Finissons en précisant que le reste des instruments, des instruments ethniques aux percussions en passant par les divers bruitages sont sans histoires : rien d’extraordinaire mais rien qui soit inexploitable non plus…
Bref, vous l’aurez compris : la banque de Bandstand tient plutôt ses promesses dans l’ensemble. Reste que les sons ne font pas tout, comme nous allons le voir.
Peut mieux faire
En effet, le chargement de quelques fichiers MIDI standard montre que la banque n’est pas toujours à son aise : on a parfois des problèmes de niveaux cependant que la réverb est systématiquement réglée sur un programme trop « spatialisant ». Du coup, bien que de manière générale, les sonorités soient plus convaincantes que celles d’un HyperCanvas, elles semblent aussi moins homogènes, moins équilibrées, et il faut jouer avec les faders et potars du mixeur pour obtenir un rendu correct.
Par ailleurs, si Native parle d’un pseudo-support des standards GS et XG, force est de constater que cette compatibilité est toute relative, certains effets et patchs liés à ces technologies manquant ici à l’appel (à titre d’exemple, la norme XG repose sur une banque de 676 instruments…). Bref, si cette particularité vous intéresse dans le produit, vous risquez d’être déçu.
Mais le plus gros reproche qu’on pourrait adresser à Bandstand tient à son potentiel inexploité. Offrir un instrument capable de transformer des fichiers MIDI en audio est une bonne chose pour les chanteurs de karaoké, mais on aurait préféré que Native pense un peu plus aux musiciens. Basé sur le moteur audio de Kontakt 2, le logiciel semble ne tirer de cette filiation qu’un bénéfice marketing et, en dépit d’une gestion correcte des ressources (lecture en streaming et optimisation de la RAM), il se contente d’assurer un minimum syndical quand il aurait pu fournir tellement plus.
Premier regret : on ne dispose que d’une sortie stéréo. Si vous comptez retravailler à coup de plug-ins les pistes passant par Bandstand depuis la table de mixage de votre séquenceur, vous devrez donc ouvrir autant d’occurrence du logiciel que vous avez d’instruments.

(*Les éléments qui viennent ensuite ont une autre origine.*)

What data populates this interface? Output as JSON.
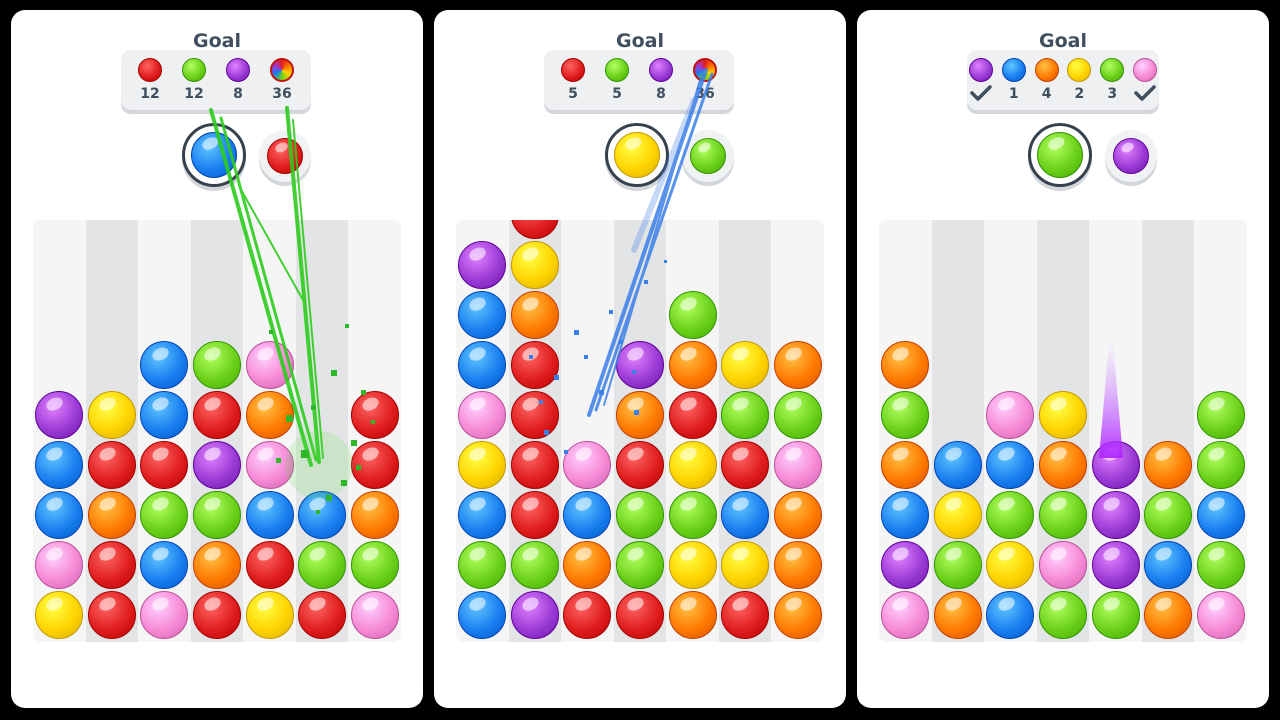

Deuxième regret : en feuilletant le manuel (qui, drame du copier/coller, contient d’ailleurs l’index du manuel d’Akoustik Piano en lieu et place de son propre index), on découvre que l’on peut piloter des filtres et des enveloppes mais uniquement en passant par les Contrôleurs Continus. Plutôt que de nous proposer les gammes de Messiaen dans une option Scale qui n’intéressera que quelques utilisateurs, il eût été plus judicieux de dédier une petite interface graphique à ces paramètres tellement plus utiles. Bref, je ne sais pas qui a fait les specs du soft, mais il est passé, sur ce point, complètement à côté de son sujet.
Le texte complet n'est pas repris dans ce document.